While conducting a comprehensive study of network failures in 25 modern systems, we identified partial network partitioning, an unusual network fault that causes catastrophic failures.

Partial network partitioning is a network fault that disrupts communication among some but not all nodes in a cluster. The figure shows how a partial network partition divides a cluster into three groups of nodes so that two groups (Group 1 and Group 2) are disconnected, but Group 3 can communicate with Groups 1 and 2.

We were curious to understand how these faults impact systems. Is the community aware of this fault? Are there established fault-tolerance techniques?

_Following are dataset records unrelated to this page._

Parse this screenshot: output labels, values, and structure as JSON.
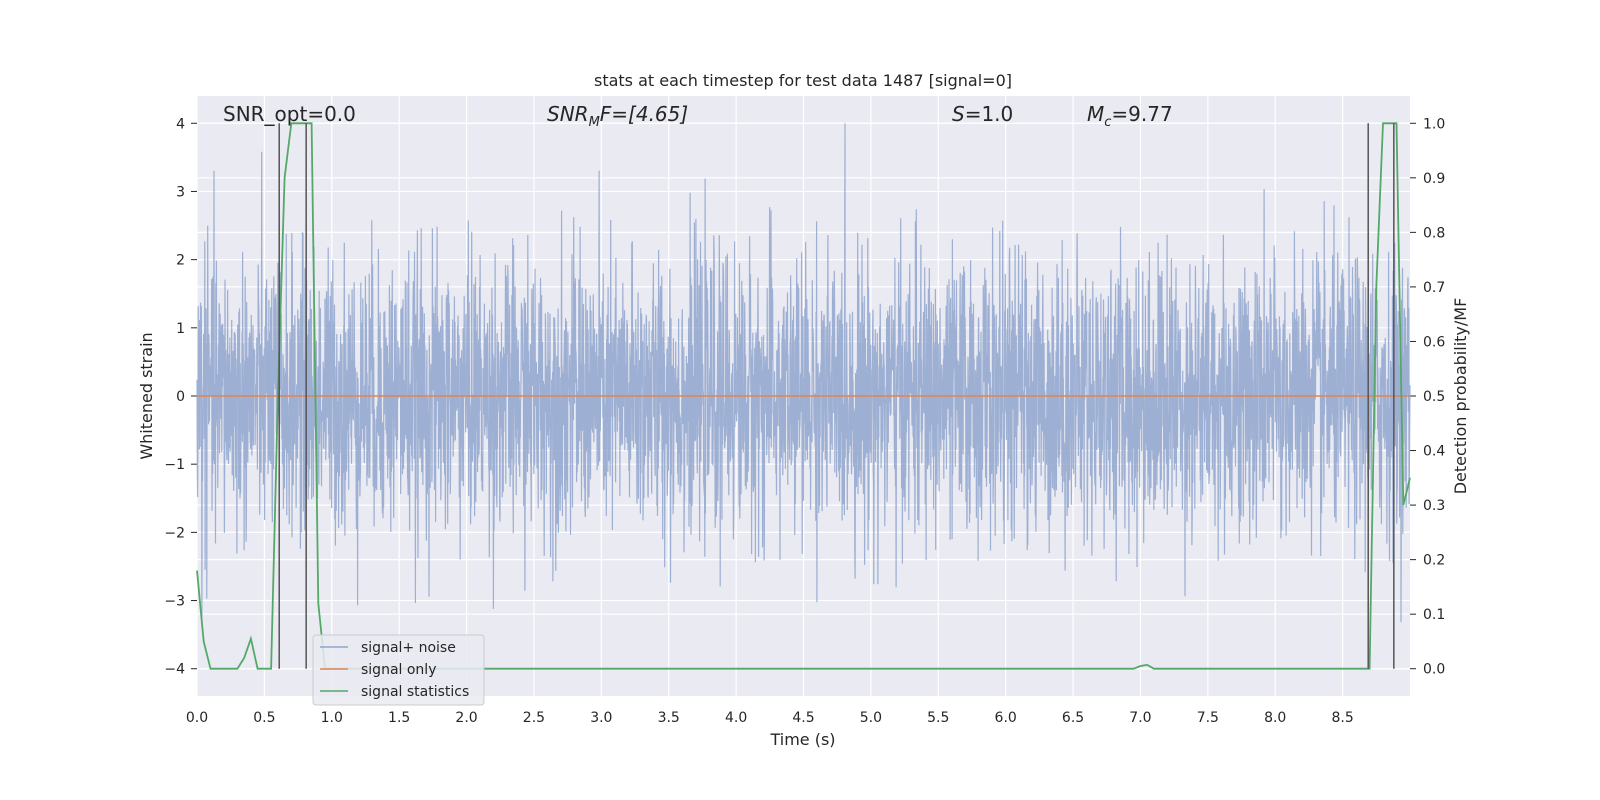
{
  "chart_data": {
    "type": "line",
    "title": "stats at each timestep for test data 1487 [signal=0]",
    "xlabel": "Time (s)",
    "ylabel_left": "Whitened strain",
    "ylabel_right": "Detection probability/MF",
    "xlim": [
      0.0,
      9.0
    ],
    "ylim_left": [
      -4.4,
      4.4
    ],
    "ylim_right": [
      -0.05,
      1.05
    ],
    "x_ticks": [
      "0.0",
      "0.5",
      "1.0",
      "1.5",
      "2.0",
      "2.5",
      "3.0",
      "3.5",
      "4.0",
      "4.5",
      "5.0",
      "5.5",
      "6.0",
      "6.5",
      "7.0",
      "7.5",
      "8.0",
      "8.5"
    ],
    "y_ticks_left": [
      "4",
      "3",
      "2",
      "1",
      "0",
      "−1",
      "−2",
      "−3",
      "−4"
    ],
    "y_ticks_right": [
      "1.0",
      "0.9",
      "0.8",
      "0.7",
      "0.6",
      "0.5",
      "0.4",
      "0.3",
      "0.2",
      "0.1",
      "0.0"
    ],
    "grid": true,
    "legend_position": "lower-left",
    "annotations": {
      "snr_opt": "SNR_opt=0.0",
      "snr_mf_main": "SNR",
      "snr_mf_sub": "M",
      "snr_mf_tail": "F=[4.65]",
      "s_main": "S",
      "s_val": "=1.0",
      "mc_main": "M",
      "mc_sub": "c",
      "mc_val": "=9.77"
    },
    "series": [
      {
        "name": "signal+ noise",
        "color": "#8fa4cc",
        "description_values": "whitened noise, roughly within [-3.9, 4.0]"
      },
      {
        "name": "signal only",
        "color": "#dd8452",
        "x": [
          0.0,
          9.0
        ],
        "y": [
          0.0,
          0.0
        ]
      },
      {
        "name": "signal statistics",
        "color": "#55a868",
        "x": [
          0.0,
          0.05,
          0.1,
          0.2,
          0.3,
          0.35,
          0.4,
          0.45,
          0.55,
          0.6,
          0.65,
          0.7,
          0.75,
          0.8,
          0.85,
          0.9,
          0.95,
          1.0,
          1.5,
          2.0,
          3.0,
          4.0,
          5.0,
          6.0,
          6.5,
          6.95,
          7.0,
          7.05,
          7.1,
          7.5,
          8.0,
          8.5,
          8.7,
          8.75,
          8.8,
          8.85,
          8.9,
          8.95,
          9.0
        ],
        "y": [
          0.18,
          0.05,
          0.0,
          0.0,
          0.0,
          0.02,
          0.055,
          0.0,
          0.0,
          0.5,
          0.9,
          1.0,
          1.0,
          1.0,
          1.0,
          0.12,
          0.0,
          0.0,
          0.0,
          0.0,
          0.0,
          0.0,
          0.0,
          0.0,
          0.0,
          0.0,
          0.005,
          0.007,
          0.0,
          0.0,
          0.0,
          0.0,
          0.0,
          0.7,
          1.0,
          1.0,
          1.0,
          0.3,
          0.35
        ]
      }
    ],
    "vertical_markers_s": [
      0.61,
      0.81,
      8.69,
      8.88
    ]
  }
}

To answer these questions, we conducted a comprehensive study of system failures caused by partial network partitions. We analyzed 51 reports of failure caused by a partial network partitioning fault in 12 modern systems. We found that this fault leads to catastrophic failure such as data loss and complete system shutdown, that these failures are easy to manifest once a partial partition occurs, and that the majority of failures are due to design flaws. Finally, we found that all failures are reproducible using only 5 nodes.

While we did not find any discussions of this fault in the literature, we found eight popular systems (VoltDB, MapReduce, HBase, MongoDB, Elasticsearch, Mesos, LogCabin, and RabbitMQ) that implemented fault-tolerance techniques specifically to tolerate partial partitioning faults. We dissected the design of these eight popular systems and identified four principled approaches for tolerating partial partitions. Unfortunately, our analysis shows that implemented fault-tolerance techniques are inadequate for modern systems; they either patch a particular mechanism, or they may lead to a complete cluster shutdown, even when alternative network paths exist.